Web DevCenter    
 Published on Web DevCenter (http://www.oreillynet.com/javascript/)
 See this if you're having trouble printing code examples


O'Reilly Book Excerpts: Spidering Hacks

More Spidering Hacks

by Morbus Iff and Tara Calishain

Related Reading

Spidering Hacks
100 Industrial-Strength Tips & Tools
By Morbus Iff, Tara Calishain

Editor's note: In last week's sample hacks, excerpted from Spidering Hacks, we showed you two workarounds that will save you time and extra trips to your favorite web sites. This week we offer two more hacks on grabbing--or scraping--the information you need, whether it's the link count for a particular Yahoo! category, or the quick answer for the word that's just on the tip of your tongue. Enjoy.
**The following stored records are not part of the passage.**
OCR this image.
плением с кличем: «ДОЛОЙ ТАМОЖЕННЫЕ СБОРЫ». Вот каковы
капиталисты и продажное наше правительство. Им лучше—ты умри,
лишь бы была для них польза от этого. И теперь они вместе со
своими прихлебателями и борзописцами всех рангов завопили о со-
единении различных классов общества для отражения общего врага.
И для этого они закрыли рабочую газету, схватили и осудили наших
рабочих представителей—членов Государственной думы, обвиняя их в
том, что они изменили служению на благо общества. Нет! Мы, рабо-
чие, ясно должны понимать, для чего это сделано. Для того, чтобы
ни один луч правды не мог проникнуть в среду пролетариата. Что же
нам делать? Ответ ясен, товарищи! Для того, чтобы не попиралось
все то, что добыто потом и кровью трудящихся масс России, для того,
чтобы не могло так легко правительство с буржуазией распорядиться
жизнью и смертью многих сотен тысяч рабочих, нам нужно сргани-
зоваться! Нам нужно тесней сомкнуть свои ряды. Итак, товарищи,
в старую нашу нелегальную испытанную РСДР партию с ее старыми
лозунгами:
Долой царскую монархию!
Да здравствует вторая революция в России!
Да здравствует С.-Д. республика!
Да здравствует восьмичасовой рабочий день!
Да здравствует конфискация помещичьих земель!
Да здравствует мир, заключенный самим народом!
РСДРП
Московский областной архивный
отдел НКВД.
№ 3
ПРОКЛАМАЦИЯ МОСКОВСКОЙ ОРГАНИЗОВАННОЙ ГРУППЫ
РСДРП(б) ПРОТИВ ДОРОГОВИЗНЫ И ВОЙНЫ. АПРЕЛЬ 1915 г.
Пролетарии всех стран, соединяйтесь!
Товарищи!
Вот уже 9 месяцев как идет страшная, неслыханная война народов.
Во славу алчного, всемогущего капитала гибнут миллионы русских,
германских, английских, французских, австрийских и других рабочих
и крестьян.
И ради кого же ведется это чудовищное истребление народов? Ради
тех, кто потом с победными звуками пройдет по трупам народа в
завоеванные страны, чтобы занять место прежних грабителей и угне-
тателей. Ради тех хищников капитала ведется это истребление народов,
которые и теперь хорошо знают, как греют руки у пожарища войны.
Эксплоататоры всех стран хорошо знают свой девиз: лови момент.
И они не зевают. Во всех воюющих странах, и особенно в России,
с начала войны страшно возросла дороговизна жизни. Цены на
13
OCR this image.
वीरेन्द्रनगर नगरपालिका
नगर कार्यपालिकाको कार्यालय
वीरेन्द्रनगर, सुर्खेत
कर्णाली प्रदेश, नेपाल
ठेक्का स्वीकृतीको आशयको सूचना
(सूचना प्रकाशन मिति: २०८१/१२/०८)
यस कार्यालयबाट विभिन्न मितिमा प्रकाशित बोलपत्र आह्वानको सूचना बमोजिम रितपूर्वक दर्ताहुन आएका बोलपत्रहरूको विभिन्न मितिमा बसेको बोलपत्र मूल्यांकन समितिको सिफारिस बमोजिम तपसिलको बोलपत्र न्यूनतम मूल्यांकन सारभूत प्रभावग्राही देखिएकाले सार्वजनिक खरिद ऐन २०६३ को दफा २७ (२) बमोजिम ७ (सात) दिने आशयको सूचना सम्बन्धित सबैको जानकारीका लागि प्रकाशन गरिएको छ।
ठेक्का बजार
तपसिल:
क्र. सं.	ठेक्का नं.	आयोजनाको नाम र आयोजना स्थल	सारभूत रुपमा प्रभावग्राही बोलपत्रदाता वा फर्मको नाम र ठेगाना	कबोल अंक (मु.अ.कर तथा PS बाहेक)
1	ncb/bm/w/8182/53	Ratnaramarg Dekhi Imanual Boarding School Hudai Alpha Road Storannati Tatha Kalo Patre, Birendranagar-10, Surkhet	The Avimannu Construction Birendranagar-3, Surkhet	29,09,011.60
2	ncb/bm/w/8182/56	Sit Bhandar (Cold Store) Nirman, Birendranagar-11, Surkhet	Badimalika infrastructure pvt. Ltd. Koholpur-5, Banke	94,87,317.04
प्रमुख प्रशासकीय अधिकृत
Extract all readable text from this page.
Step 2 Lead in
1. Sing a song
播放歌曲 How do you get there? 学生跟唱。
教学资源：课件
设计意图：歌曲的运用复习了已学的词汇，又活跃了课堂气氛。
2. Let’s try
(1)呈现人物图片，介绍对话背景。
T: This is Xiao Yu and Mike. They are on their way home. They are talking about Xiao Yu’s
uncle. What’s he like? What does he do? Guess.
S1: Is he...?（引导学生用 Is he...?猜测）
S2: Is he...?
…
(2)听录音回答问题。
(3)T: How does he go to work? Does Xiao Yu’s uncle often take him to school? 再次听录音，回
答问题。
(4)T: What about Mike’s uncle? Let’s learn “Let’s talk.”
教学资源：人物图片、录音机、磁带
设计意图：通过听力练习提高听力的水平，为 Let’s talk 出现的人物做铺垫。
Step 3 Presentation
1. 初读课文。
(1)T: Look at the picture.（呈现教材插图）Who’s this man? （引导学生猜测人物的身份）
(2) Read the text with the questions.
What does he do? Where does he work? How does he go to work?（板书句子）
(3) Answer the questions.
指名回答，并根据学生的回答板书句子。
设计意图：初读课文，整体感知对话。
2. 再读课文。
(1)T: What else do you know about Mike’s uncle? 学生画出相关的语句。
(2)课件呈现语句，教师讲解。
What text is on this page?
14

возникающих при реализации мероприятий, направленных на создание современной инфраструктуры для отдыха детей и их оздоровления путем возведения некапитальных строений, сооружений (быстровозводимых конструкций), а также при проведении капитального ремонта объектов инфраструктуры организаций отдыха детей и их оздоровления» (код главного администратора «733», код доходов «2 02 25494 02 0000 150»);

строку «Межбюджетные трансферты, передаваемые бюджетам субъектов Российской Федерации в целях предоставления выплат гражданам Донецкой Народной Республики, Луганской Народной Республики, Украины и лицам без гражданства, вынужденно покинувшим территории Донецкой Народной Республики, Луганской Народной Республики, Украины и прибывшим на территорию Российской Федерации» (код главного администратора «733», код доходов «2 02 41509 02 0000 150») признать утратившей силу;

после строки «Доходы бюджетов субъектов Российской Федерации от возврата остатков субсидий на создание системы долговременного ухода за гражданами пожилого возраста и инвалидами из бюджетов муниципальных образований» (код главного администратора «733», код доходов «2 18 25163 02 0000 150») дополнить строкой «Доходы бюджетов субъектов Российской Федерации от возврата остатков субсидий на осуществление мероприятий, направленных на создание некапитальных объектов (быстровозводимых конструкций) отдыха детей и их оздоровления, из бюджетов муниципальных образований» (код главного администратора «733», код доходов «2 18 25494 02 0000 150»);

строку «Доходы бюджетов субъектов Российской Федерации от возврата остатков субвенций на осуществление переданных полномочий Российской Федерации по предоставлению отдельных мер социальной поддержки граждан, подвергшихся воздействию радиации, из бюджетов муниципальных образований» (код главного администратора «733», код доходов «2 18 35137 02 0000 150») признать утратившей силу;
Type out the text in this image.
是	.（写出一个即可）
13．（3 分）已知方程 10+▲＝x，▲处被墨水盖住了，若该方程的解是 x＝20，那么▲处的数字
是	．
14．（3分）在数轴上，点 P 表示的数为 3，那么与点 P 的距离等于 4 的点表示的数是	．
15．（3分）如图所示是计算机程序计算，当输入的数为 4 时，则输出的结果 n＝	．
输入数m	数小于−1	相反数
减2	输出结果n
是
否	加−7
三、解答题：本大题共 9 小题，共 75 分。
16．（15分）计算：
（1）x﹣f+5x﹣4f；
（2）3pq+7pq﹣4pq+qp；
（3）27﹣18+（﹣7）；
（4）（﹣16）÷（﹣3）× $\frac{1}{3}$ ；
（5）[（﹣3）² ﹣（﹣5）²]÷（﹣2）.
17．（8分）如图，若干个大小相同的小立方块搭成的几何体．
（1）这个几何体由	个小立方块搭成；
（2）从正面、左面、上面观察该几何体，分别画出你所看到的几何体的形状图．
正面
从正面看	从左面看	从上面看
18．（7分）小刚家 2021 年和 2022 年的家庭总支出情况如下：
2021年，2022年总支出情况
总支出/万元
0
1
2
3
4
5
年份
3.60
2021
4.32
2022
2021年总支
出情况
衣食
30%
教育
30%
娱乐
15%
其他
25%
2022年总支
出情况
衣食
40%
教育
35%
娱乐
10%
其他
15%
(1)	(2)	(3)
Hack #49: Yahoo! Directory Mindshare in Google

How does link popularity compare in Yahoo!'s searchable subject index versus Google's full-text index? Find out by calculating mindshare!

Yahoo! and Google are two very different animals. Yahoo! indexes only a site's main URL, title, and description, while Google builds full-text indexes of entire sites. Surely there's some interesting cross-pollination when you combine results from the two.

This hack scrapes all the URLs in a specified subcategory of the Yahoo! directory. It then takes each URL and gets its link count from Google. Each link count provides a nice snapshot of how a particular Yahoo! category and its listed sites stack up on the popularity scale.

TIP: What's a link count? It's simply the total number of pages in Google's index that link to a specific URL.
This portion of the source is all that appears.